Previously during the trial, a State witness Pieter Andries Oosthuizen with Tracker who testified on a report that detailed the movements of Goncalves’s vehicle had told the court that a jamming device could be the reason why the nurse’s car movements on that day were last seen at 3.30pm and then again only at 5.33pm.

The nurse is alleged to have hired Zungu along with James Mashudu “Ramaphosa” Mthimkhulu who is a state witness and is already serving time for his part in the crime.

On September 29, 2020, Langa was allegedly forced into his Isuzu X-Rider at his home near Hampshire Place in Pinetown and taken to a forest in Ozwathini by Zungu and Mthimkhulu where he was allegedly killed with an electric cord cut from an iron in his home. It was put around his neck and Zungu pulled one end while Mthimkhulu allegedly pulled the other, his body was allegedly left in the forest.

In Goncalves’s re-examination on Thursday her counsel Advocate Siphelele Zwane revisited the issue of the hardware purchase asking her the purpose of going to the hardware store.

However, Shah objected to this question with the reason that Goncalves had given an answer on Wednesday adding that at a later stage, he would argue that there was a particular influence for her answer.

Acting Judge Bonke Dumisa allowed the question cautioning Zwane that the accused despite being asked the question a number of times had not given a straight answer.

“Mthimkhulu told the court that when they were inside the house they broke the door and told you to take care of it, could that be the reason you went there (hardware store), is it a coincidence that the very next day you go to a hardware store,” asked Zwane.

Goncalves conceded that it was a coincidence.

“It was a coincidence because there was no door broken and no door that had to be fixed, all the doors were still the same,” she said.
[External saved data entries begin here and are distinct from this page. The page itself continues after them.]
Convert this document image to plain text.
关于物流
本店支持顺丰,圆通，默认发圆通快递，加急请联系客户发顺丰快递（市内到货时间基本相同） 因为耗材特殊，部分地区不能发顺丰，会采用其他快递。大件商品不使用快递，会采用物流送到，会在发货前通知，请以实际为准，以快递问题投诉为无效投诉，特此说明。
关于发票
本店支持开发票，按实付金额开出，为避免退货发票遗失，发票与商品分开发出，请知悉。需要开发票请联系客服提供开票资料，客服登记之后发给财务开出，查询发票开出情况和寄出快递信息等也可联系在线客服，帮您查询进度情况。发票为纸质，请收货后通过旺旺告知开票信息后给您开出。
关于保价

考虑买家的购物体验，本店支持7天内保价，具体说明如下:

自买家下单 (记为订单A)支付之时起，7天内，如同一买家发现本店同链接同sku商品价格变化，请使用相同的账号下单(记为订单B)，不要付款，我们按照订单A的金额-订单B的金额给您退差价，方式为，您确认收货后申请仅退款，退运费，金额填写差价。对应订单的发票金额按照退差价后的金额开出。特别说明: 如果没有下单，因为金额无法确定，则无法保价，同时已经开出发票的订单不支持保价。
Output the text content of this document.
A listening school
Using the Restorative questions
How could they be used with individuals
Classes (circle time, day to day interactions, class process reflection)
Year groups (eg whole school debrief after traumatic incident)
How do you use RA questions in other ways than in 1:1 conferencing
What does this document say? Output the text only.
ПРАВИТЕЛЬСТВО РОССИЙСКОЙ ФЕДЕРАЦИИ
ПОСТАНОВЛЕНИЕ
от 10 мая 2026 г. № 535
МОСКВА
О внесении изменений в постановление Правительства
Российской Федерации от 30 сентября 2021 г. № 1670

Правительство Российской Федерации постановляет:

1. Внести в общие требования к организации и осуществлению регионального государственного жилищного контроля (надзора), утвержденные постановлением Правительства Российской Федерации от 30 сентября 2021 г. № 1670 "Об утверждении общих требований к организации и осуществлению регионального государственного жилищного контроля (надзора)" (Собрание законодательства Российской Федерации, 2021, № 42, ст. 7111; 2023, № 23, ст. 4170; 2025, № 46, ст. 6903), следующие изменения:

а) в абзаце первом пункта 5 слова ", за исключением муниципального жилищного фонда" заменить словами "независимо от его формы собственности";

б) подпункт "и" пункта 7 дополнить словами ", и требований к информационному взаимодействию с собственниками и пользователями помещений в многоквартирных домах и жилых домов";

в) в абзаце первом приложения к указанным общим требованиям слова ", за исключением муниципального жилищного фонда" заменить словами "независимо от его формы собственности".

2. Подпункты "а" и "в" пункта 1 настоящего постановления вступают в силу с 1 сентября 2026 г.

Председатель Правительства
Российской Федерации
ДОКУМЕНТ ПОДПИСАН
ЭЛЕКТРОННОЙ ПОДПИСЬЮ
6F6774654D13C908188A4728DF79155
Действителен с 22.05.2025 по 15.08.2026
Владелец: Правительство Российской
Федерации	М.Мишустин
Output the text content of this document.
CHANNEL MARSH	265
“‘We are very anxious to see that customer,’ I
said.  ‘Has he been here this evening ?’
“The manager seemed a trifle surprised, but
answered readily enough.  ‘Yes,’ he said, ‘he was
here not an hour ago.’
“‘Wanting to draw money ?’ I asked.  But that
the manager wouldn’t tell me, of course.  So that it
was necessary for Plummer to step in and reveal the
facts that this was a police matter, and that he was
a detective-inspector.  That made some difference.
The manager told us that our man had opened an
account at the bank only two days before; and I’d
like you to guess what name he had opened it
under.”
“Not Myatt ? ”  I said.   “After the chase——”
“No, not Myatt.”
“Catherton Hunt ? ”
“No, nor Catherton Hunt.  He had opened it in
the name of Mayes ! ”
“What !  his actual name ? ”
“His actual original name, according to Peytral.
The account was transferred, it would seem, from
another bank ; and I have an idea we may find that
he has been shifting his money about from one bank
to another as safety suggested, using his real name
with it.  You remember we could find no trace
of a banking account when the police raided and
Throughout the trial which began last year in May, she had denied plotting with her brother and Mthimkhulu to kill and kidnap Langa despite evidence from a State witness who testified that she was in the nurse’s car when she solicited Zungu and Mthimkhulu to kill the engineer with the promise of R15 000 payment.

On Thursday the trial came to an end and Dumisa is to deliver his judgment in the matter sometime next year after hearing arguments on the merits of the case in January from the State and defence.